Though our outer self is wasting away, our inner self is being renewed day by day. For this light momentary affliction is preparing for us an eternal weight of glory beyond all comparison, as we look not to the things that are seen but to the things that are unseen. For the things that are seen are transient, but the things that are unseen are eternal. (2 Corinthians 4:16–18)
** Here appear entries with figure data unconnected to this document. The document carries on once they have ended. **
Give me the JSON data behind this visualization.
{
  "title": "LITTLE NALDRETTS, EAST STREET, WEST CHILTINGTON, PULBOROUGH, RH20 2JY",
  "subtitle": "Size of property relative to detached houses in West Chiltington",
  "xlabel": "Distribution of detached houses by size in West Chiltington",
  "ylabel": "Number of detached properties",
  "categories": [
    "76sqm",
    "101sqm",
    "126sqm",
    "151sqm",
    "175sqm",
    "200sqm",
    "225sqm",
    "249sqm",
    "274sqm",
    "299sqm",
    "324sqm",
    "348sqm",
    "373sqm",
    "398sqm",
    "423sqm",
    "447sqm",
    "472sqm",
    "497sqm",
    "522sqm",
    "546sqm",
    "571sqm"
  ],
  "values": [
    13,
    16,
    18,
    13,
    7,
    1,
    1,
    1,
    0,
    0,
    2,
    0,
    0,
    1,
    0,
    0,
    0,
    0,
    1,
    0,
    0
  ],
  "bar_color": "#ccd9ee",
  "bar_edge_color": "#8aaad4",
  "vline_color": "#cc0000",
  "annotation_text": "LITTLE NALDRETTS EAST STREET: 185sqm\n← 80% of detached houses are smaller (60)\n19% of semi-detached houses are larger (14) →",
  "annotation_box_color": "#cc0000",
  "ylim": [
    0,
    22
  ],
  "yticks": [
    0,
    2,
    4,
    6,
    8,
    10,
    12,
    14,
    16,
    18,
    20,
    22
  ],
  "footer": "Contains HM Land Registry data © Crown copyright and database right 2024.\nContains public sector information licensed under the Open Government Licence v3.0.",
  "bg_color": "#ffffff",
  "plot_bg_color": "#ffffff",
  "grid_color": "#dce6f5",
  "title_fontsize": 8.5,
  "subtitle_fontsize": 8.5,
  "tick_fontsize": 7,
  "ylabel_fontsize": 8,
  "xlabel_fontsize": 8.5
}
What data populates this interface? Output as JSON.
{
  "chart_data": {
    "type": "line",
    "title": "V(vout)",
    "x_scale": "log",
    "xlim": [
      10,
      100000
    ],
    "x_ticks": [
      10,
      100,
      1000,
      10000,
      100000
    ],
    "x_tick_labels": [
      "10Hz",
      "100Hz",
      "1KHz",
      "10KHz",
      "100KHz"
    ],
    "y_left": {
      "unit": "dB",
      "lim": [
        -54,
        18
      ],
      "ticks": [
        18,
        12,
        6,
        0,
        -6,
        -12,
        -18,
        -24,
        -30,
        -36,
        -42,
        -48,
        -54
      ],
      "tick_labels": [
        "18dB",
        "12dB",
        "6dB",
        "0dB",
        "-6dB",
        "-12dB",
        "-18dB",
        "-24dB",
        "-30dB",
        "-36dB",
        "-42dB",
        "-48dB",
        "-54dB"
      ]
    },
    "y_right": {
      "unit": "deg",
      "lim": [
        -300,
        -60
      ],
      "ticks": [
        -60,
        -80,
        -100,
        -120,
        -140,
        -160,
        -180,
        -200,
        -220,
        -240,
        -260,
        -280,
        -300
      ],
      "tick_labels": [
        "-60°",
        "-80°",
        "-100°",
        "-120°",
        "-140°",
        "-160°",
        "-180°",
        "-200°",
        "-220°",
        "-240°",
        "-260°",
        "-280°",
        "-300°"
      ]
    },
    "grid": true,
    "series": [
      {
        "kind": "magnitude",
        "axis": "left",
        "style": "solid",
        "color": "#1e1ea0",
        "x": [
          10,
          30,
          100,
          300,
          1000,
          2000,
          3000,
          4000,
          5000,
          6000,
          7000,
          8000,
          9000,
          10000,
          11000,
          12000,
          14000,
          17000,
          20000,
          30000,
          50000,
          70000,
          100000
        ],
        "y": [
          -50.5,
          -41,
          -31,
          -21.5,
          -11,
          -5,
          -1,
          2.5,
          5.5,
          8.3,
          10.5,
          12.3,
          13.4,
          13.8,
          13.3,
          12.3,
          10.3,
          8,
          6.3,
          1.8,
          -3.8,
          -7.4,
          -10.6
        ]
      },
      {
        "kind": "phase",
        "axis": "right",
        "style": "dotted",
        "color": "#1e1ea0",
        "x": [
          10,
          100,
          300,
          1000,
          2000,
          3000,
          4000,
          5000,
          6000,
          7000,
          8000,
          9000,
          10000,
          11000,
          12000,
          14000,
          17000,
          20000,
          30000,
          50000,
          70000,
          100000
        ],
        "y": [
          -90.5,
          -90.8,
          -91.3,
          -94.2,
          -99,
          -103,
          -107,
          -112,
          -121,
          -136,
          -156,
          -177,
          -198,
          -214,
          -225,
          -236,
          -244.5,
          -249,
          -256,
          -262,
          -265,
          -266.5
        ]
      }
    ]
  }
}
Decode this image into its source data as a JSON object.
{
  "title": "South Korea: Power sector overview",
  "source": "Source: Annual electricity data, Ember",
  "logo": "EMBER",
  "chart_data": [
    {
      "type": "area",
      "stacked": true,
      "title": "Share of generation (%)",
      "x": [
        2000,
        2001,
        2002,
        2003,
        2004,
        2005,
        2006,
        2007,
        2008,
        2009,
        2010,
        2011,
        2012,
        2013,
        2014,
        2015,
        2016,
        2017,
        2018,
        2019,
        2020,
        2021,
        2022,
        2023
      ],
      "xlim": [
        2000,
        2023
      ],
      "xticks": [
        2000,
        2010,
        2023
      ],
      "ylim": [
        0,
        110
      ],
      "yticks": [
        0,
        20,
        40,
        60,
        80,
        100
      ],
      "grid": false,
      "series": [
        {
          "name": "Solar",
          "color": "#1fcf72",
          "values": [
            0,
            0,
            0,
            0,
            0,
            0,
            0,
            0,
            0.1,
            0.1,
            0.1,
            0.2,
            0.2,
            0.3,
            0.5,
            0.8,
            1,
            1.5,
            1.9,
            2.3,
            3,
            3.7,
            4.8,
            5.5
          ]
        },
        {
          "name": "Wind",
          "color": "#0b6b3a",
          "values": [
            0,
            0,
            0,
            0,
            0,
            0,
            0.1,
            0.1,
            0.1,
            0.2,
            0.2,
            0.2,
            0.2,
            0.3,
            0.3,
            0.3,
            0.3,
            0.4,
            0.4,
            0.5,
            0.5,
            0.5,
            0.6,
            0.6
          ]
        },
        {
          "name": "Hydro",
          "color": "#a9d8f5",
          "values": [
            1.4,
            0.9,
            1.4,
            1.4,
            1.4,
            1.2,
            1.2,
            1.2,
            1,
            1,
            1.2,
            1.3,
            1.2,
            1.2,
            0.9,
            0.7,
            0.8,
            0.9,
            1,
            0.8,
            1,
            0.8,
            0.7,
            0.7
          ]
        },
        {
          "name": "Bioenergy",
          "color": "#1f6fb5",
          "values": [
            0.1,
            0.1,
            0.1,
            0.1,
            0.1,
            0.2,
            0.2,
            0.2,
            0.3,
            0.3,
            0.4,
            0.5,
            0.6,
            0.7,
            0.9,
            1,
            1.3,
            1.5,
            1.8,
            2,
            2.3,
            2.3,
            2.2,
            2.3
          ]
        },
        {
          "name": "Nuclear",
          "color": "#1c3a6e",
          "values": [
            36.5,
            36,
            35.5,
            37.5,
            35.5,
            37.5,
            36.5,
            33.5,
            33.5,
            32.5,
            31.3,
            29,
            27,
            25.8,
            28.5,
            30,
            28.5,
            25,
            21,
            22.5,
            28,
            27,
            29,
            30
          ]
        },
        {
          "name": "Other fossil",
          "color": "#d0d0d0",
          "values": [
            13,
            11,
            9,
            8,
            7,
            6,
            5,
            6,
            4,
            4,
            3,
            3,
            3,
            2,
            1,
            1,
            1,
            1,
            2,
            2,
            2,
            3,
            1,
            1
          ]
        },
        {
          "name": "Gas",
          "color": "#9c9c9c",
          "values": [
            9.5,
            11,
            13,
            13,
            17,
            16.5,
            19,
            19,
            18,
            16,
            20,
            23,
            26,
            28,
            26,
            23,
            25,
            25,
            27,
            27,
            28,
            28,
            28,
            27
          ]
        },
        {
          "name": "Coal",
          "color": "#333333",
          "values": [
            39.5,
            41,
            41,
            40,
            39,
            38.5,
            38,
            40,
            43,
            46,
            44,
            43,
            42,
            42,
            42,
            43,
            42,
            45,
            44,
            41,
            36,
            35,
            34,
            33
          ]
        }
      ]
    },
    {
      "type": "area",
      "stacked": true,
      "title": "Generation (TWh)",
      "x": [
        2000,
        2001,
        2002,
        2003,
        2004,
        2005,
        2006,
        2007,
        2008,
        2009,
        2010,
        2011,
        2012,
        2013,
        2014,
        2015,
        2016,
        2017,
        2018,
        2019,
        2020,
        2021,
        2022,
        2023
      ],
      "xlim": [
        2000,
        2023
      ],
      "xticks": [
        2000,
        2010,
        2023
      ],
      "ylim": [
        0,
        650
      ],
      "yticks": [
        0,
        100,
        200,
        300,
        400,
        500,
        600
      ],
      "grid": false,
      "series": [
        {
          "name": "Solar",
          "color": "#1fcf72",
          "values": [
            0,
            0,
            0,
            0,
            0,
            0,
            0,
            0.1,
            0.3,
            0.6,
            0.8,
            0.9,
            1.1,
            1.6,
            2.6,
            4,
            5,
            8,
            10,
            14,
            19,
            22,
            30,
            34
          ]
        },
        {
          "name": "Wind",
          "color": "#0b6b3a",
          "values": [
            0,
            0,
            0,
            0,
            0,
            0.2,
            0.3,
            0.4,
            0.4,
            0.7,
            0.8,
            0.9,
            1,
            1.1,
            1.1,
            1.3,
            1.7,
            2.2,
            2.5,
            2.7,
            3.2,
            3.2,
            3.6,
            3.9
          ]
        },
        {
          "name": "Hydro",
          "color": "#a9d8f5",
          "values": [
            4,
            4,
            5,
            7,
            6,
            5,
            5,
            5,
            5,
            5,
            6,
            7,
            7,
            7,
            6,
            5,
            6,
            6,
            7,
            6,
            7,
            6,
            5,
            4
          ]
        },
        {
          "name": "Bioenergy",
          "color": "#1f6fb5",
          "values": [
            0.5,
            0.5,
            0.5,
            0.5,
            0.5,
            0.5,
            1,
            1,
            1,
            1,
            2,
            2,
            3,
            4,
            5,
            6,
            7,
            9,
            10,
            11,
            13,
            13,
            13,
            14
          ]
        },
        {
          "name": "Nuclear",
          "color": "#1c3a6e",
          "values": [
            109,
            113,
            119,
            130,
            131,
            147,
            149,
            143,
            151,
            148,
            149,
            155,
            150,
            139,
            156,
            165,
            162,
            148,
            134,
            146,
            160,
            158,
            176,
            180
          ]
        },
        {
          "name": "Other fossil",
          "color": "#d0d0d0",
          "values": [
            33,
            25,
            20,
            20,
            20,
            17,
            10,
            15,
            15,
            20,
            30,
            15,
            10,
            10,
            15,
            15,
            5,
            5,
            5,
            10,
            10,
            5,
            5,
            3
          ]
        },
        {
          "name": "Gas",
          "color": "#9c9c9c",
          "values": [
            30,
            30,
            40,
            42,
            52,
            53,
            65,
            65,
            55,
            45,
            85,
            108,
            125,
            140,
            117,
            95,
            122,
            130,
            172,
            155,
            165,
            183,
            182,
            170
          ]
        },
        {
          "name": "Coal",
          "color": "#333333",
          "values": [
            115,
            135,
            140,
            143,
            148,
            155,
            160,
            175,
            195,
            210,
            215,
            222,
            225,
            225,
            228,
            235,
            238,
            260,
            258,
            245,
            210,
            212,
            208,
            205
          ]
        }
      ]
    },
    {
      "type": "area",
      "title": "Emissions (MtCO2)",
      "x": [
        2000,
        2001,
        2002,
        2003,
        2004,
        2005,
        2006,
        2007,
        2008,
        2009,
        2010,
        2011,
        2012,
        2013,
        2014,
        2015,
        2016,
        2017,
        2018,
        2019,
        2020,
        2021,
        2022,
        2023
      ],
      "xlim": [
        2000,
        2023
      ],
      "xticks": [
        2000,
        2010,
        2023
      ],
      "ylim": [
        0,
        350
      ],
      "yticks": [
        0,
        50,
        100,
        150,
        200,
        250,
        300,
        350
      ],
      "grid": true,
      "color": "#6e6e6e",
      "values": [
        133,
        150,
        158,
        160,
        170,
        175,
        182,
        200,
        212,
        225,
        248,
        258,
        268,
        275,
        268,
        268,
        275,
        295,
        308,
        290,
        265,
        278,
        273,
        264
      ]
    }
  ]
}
My brothers and sisters, when you sit beside the dying and come alongside the grieving, when you seek to share the gospel in dark places, allow the light of Christ to embolden and guide you. The things that are seen and transient wither before the blinding Light of the world. Let that light illuminate your mind. Let his word guide your path. Revel in the joy, the hope, the assurance we have in Christ that, when he returns, “death shall be no more, neither shall there be mourning, nor crying, nor pain anymore,” for the former things will have passed away (Revelation 21:4).